Podríamos pensar, por supuesto, que todas estas infraestructuras y servicios ya están cubiertos por el impuesto sobre el valor añadido IVA que los turistas también pagan, aunque algunos de éstos puedan ser luego descontados en el tránsito fronterizo. La tasa turística sirve para financiar aquello a lo que la población local no alcanza. Y por todo ello nos hemos comprometido a defenderlo, siempre y cuando cuando sus recaudadores no sean exclusivamente los alojamientos turísticos en la comprensión de que un restaurante, un comercio, una actividad excursionista son también negocios turísticos y se benefician de dicha actividad. A la par, hemos abogado por que la administración de dicha tasa turística sea consorciada y orientada a proyectos concretos.

Pero ahora ya entiendo por qué el gobierno balear prefiere denominar a la tasa turística como el Impuesto del Turismo Sostenible. Nada de infraestructuras, ni de servicios públicos, sino de hacer sostenibles a empresas privadas que confiaron en su día en la solvencia de un operador turístico obsoleto (Thomas Cook) o establecimientos incapaces de avanzar en la transformación digital de la economía turística. Para compensar a estas empresas gestionadas con instrumentos y estrategias del siglo pasado, la denominada Comisión de Impulso del Impuesto del Turismo Sostenible tenía en mente ampliar el plazo para presentar proyectos con los que resarcirse de sus pérdidas “debidas a la nueva situación económica y laboral que ha causado la quiebra del operador turístico Thomas Cook, y de sus graves efectos negativos para un gran número de trabajadores y empresas de las Illes Balears”. Este año se recaudará un total de 120 millones de euros con un impuesto que debería por ley invertirse en la protección y el mantenimiento de los recursos naturales de las islas.

Esta idea inicial del gobierno balear, afortunadamente corregida días después ante la presión de diversas entidades sociales insulares —mediante subvención directa a los hoteles afectados—, nos parecía un fraude al espíritu ecosostenible de dicho impuesto y, sobre todo, un agravio inaceptable para las empresas innovadoras que avanzan en su transformación digital. La tasa, así utilizada, premia al perezoso, al acomodado, al inepto, al incapaz, al indiferente y a todos los mantenidos por el sistema, ya sean personas o empresas. Premia a las reliquias del pasado en detrimento de quienes arriesgan su peculio, afilan su talento, persiguen un ideal de innovación, se esfuerzan en progresar y avanzan dificultosamente en la adaptación de sus empresas al nuevo mundo digital.

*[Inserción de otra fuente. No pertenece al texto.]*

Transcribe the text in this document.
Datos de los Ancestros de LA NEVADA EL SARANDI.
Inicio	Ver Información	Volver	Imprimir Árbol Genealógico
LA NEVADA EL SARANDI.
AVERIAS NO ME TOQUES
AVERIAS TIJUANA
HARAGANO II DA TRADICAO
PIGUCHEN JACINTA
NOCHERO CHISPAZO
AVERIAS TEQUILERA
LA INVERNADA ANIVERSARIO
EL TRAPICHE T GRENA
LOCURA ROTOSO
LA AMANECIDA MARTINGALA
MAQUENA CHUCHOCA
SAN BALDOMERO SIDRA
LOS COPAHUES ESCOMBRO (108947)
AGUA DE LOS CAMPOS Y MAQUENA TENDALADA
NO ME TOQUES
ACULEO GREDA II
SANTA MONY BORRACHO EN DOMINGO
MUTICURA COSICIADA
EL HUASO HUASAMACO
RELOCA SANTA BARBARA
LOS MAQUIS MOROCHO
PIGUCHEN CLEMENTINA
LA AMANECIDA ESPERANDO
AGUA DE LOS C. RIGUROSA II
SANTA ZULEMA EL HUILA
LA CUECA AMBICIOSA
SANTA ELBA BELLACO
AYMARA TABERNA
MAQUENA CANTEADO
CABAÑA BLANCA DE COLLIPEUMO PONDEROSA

El gobierno tenía intención de premiar el despropósito y castigar el despropósito, lo que venía a significar un enorme despropósito gubernamental.

Al fin ha prevalecido la cordura frente al desatino y el conseller de Turismo, Iago Negueruela, ha logrado frenar esta arbitrariedad gubernativa que habría provocado el descrédito de una tasa exclusivamente justificada por los beneficios medioambientales e infraestructurales que genera en la economía turística.